California’s housing shortage and climate crisis are often treated as if they are unrelated to each other. In fact, they are deeply interconnected.
We need to address not only how much housing we build but also where we build it. That’s the idea and the promise behind new legislation backed by a novel coalition of housing and environmental advocates.
California must add at least 2.5 million new homes by 2030 to meet its needs. Decades of underproduction have exacerbated skyrocketing rental prices, put homeownership increasingly out of reach for most Californians and pushed more of our neighbors into homelessness than in any other state. The housing shortage is driven in large part by local government policies that prevent new housing from being built in existing neighborhoods, forcing most development into exurban and rural areas.
Without enough affordable housing near jobs, schools, transit and other resources in existing communities, Californians are increasingly forced into long commutes from remote areas that are often more vulnerable to wildfires, flooding and other climate-accelerated disasters. Between 1990 and 2010, half the housing development in California was at the edge of wilderness areas, known as the “wildland-urban interface,” or WUI. As a result, about 25% of Californians live in areas at high risk of catastrophic wildfire.
Expanding development into natural lands not only puts more people in harm’s way; it also increases the likelihood, frequency and devastation of fires, floods and other disasters. Human activities spark most wildfires. And development often paves over floodplains that could otherwise absorb rainfall and runoff, making floods more common and destructive.
California has lost more than 1 million acres of natural habitat to development over the past 20 years. Forests, wetlands, coastal areas, grasslands and rivers provide clean air, fresh water and access to green spaces for all of us. The movement of housing into more remote regions fragments wilderness, reduces community resilience and exacerbates the global biodiversity and climate crises, affecting every Californian.
We need to reframe the way we think about the relationship between housing policies and climate change. We need to significantly increase the number of homes we build, but if we do so in the undeveloped wildland-urban interface, we will only worsen the climate crisis. Building housing far from jobs doesn’t just require longer commutes and new roads, increasing the pollution that causes climate change. It also reduces the landscape’s ability to store carbon by paving over natural and agricultural lands that would otherwise remove it from the atmosphere. And it destroys or degrades wildlife habitat and increases water demand in areas where wells are already running dry.

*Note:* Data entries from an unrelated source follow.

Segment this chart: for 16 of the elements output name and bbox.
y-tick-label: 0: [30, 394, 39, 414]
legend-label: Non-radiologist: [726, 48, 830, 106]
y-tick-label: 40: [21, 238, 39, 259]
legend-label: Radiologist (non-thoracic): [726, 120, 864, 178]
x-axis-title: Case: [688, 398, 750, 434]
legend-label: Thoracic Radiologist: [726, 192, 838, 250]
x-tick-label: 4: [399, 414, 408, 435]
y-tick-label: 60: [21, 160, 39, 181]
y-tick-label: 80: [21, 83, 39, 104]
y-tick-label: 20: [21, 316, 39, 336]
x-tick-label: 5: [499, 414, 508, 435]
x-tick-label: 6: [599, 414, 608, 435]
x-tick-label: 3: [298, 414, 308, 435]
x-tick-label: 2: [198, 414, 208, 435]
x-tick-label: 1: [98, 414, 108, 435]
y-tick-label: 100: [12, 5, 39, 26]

Assembly Bill 68, introduced last week by Assemblymember Chris Ward (D-San Diego), would expedite approval of new housing in areas close to jobs, schools, parks, transit and other amenities. It would make it faster, cheaper and easier to build housing in safe, environmentally smart locations. It would do so by requiring such housing to be approved through an objective, streamlined process that eliminates needless delays.
AB 68 would also ensure that local governments approve such housing within existing communities before they allow development of the open space and farmland that make us more climate-resilient. Cities and counties that want to add more housing in undeveloped “greenfields” will essentially have to demonstrate that a similar amount of housing can’t be built in neighborhoods that already have infrastructure and services. Most cities and counties could accommodate much more such climate-safe housing, but severe restrictions on infill construction effectively mandate sprawl, pollution and disaster.

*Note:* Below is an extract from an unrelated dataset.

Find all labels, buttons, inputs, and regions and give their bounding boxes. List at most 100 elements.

This legislation’s counter-mandate — don’t sprawl unless you must — takes a novel approach to land use. For most of the last 50 years, California’s tight restrictions and outright bans on dense, multifamily housing in existing neighborhoods have made low-density, single-family, greenfield housing the default when we do accommodate growth. And while recent legislative reforms have sought to ease development of affordable, multifamily housing in cities by reducing zoning, planning and other restrictions, it’s still easier in many cases to build in rural areas that are more vulnerable to fires and floods. AB 68 would begin to correct the incentives that too often pit the need for housing against environmental stewardship by encouraging sprawl.
It’s significant that the environmental and housing movements are coming together to address these problems. Historically we have worked separately or have even been at odds. Environmental and conservation organizations, focused on maintaining vital habitats, protecting air and water quality, and preserving open spaces, sometimes oppose development and growth in general. Meanwhile, housing advocates working to open up cities and towns to more housing development may have been less concerned about the dangers of building where we shouldn’t.

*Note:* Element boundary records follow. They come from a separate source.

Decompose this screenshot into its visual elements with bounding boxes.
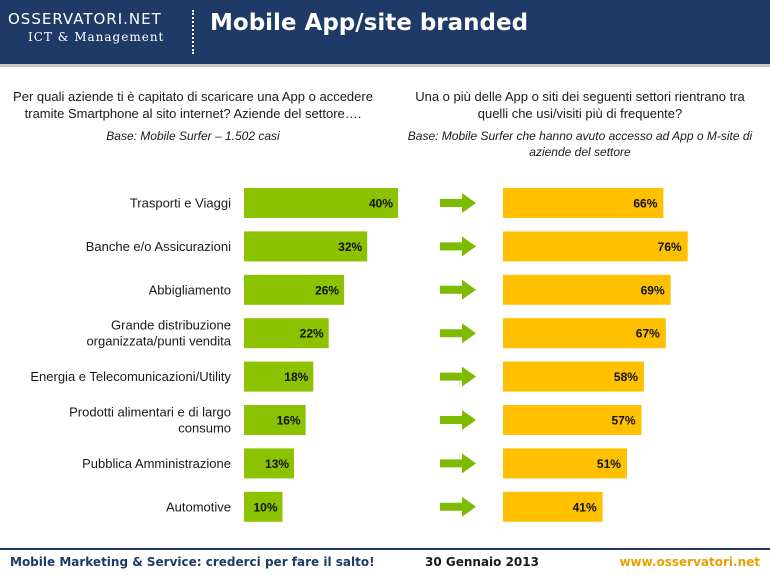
logo-top-text: OSSERVATORI.NET <box>8 10 162 28</box>
footer-divider <box>0 548 770 550</box>
bar-right <box>503 274 671 305</box>
osservatori-logo: OSSERVATORI.NET ICT & Management <box>8 8 184 56</box>
category-label: Banche e/o Assicurazioni <box>86 239 231 254</box>
bar-left-value: 10% <box>253 500 277 514</box>
header-divider <box>0 64 770 67</box>
left-base-note: Base: Mobile Surfer – 1.502 casi <box>106 129 280 143</box>
category-label: Energia e Telecomunicazioni/Utility <box>30 369 231 384</box>
bar-right-value: 66% <box>633 197 657 211</box>
bar-right <box>503 405 642 435</box>
bar-right-value: 57% <box>611 414 635 428</box>
header-separator <box>192 10 194 54</box>
bar-left-value: 32% <box>338 240 362 254</box>
footer-website[interactable]: www.osservatori.net <box>619 555 760 569</box>
footer-tagline: Mobile Marketing & Service: crederci per… <box>10 555 375 569</box>
left-question: Per quali aziende ti è capitato di scari… <box>13 89 373 121</box>
category-label: Abbigliamento <box>149 282 231 297</box>
bar-left <box>244 188 398 218</box>
arrow-icon <box>440 279 476 300</box>
bar-left-value: 13% <box>265 457 289 471</box>
bar-chart: Trasporti e Viaggi 40% 66% Banche e/o Assic… <box>30 188 688 522</box>
right-question: Una o più delle App o siti dei seguenti … <box>415 89 745 121</box>
bar-right-value: 76% <box>658 240 682 254</box>
bar-left-value: 26% <box>315 283 339 297</box>
bar-right-value: 41% <box>573 500 597 514</box>
slide-title: Mobile App/site branded <box>210 10 529 36</box>
slide-header: OSSERVATORI.NET ICT & Management Mobile … <box>0 0 770 64</box>
bar-left-value: 16% <box>277 414 301 428</box>
arrow-icon <box>440 496 476 517</box>
bar-left-value: 40% <box>369 197 393 211</box>
category-label: Grande distribuzione organizzata/punti ve… <box>86 318 231 349</box>
category-label: Prodotti alimentari e di largo consumo <box>69 405 231 436</box>
logo-bottom-text: ICT & Management <box>28 30 165 44</box>
bar-right-value: 58% <box>614 370 638 384</box>
arrow-icon <box>440 193 476 213</box>
bar-right <box>503 448 627 479</box>
bar-right <box>503 318 666 349</box>
right-base-note: Base: Mobile Surfer che hanno avuto acce… <box>407 129 753 159</box>
bar-left <box>244 491 283 522</box>
bar-right <box>503 231 688 262</box>
bar-left <box>244 231 368 262</box>
arrow-icon <box>440 323 476 344</box>
footer-date: 30 Gennaio 2013 <box>425 555 539 569</box>
category-label: Pubblica Amministrazione <box>82 456 231 471</box>
bar-right-value: 51% <box>597 457 621 471</box>
bar-left <box>244 274 345 305</box>
category-label: Trasporti e Viaggi <box>130 196 231 211</box>
bar-left <box>244 405 306 435</box>
bar-right <box>503 361 644 392</box>
bar-left <box>244 318 329 349</box>
arrow-icon <box>440 366 476 387</box>
arrow-icon <box>440 236 476 257</box>
category-label: Automotive <box>166 499 231 514</box>
bar-right <box>503 188 664 218</box>
arrow-icon <box>440 410 476 430</box>
bar-left-value: 18% <box>284 370 308 384</box>
bar-right-value: 69% <box>641 283 665 297</box>
bar-left-value: 22% <box>300 327 324 341</box>
bar-left <box>244 361 314 392</box>
bar-right-value: 67% <box>636 327 660 341</box>
arrow-icon <box>440 453 476 474</box>
bar-left <box>244 448 295 479</box>
bar-right <box>503 491 603 522</box>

Now our issues are colliding. The housing affordability crisis has become a significant contributor to loss of habitat as well as climate pollution, so we’re breaking our silos and working on a shared vision. These problems are inextricable from each other, and we need to tackle them together.
Melissa Breach is the chief operating officer of California YIMBY. Liz O’Donoghue is the director of sustainable and resilient communities strategy for the Nature Conservancy.